A mapping structure determination module configured to: acquiring a normal map of a high-frequency material image to be rendered; determining a target normal map and a mapping structure based on the normal map of the high-frequency material image to be rendered; the mapping structure refers to: mapping relation of blocks between normal line mapping of the high-frequency material image to be rendered and target normal line mapping;

A computing module configured to: acquiring a coloring point footprint; determining a corresponding current level based on the shading point footprint and the mapping structure; screening upper-level Gaussian lobes and lower-level Gaussian lobes corresponding to the current level according to the determined current level; calculating contribution values of the screened upper-level Gaussian lobe and lower-level Gaussian lobe; interpolating the contribution values of the upper layer and the lower layer to obtain a final total contribution value, and further obtaining a direct illumination image without noise of the high-frequency material to be rendered; wherein the footprint refers to the queried area in the texture space of the normal map corresponding to the color point;

a mixing module configured to: mixing the direct illumination image without noise of the high-frequency material to be rendered and the indirect illumination result image after denoising of the non-high-frequency material to obtain a final rendered image.

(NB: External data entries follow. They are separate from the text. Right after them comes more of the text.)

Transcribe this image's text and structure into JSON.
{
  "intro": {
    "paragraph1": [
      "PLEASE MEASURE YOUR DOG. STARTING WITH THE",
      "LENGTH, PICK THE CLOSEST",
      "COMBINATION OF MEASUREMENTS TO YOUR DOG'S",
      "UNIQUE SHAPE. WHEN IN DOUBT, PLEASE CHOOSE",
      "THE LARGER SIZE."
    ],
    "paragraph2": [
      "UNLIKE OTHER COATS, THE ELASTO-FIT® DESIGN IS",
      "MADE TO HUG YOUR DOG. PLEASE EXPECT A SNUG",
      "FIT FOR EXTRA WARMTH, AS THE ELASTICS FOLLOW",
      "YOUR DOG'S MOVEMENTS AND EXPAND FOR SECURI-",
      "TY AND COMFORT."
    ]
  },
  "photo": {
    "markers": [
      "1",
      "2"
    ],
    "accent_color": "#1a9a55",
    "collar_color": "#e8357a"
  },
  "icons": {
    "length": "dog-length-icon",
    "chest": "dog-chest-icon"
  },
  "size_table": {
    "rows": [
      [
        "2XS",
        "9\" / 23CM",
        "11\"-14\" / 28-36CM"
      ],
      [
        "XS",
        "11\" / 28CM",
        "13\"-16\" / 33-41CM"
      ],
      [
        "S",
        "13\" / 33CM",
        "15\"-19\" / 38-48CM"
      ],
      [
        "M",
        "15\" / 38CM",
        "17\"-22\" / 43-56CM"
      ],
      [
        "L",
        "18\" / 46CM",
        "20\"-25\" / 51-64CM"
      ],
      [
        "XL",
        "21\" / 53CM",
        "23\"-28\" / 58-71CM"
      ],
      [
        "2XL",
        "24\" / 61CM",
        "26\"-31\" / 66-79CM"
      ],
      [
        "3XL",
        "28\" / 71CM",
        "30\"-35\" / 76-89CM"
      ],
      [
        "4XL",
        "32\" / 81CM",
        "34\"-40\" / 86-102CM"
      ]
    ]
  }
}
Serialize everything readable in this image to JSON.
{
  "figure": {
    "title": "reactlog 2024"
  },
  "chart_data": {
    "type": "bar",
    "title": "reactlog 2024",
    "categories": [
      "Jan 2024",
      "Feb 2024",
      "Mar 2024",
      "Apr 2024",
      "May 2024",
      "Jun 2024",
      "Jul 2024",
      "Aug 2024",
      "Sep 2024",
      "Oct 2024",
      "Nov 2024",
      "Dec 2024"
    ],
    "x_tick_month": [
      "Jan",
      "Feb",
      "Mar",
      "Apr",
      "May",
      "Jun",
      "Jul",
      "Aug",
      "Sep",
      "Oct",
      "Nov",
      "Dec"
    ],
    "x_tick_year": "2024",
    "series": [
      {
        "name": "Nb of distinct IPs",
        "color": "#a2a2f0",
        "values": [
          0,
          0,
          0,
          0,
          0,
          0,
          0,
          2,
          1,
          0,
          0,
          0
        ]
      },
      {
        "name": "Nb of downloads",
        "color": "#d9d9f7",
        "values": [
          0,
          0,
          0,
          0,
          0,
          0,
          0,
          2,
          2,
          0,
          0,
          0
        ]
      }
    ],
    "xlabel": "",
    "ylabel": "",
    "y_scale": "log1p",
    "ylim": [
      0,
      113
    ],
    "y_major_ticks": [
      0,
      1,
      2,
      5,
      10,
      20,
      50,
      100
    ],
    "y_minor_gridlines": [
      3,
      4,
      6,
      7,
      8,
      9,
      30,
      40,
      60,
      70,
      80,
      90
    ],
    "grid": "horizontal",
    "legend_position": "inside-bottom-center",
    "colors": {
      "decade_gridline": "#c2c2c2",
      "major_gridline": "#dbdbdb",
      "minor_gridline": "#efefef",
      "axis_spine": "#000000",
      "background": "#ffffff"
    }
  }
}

9. An electronic device, comprising:

A memory for non-transitory storage of computer readable instructions; and

A processor for executing the computer-readable instructions,

Wherein the computer readable instructions, when executed by the processor, perform the method of any of the preceding claims 1-7.

10. A storage medium, characterized by non-transitory storing computer-readable instructions, wherein the instructions of the method of any one of claims 1-7 are performed when the non-transitory computer-readable instructions are executed by a computer.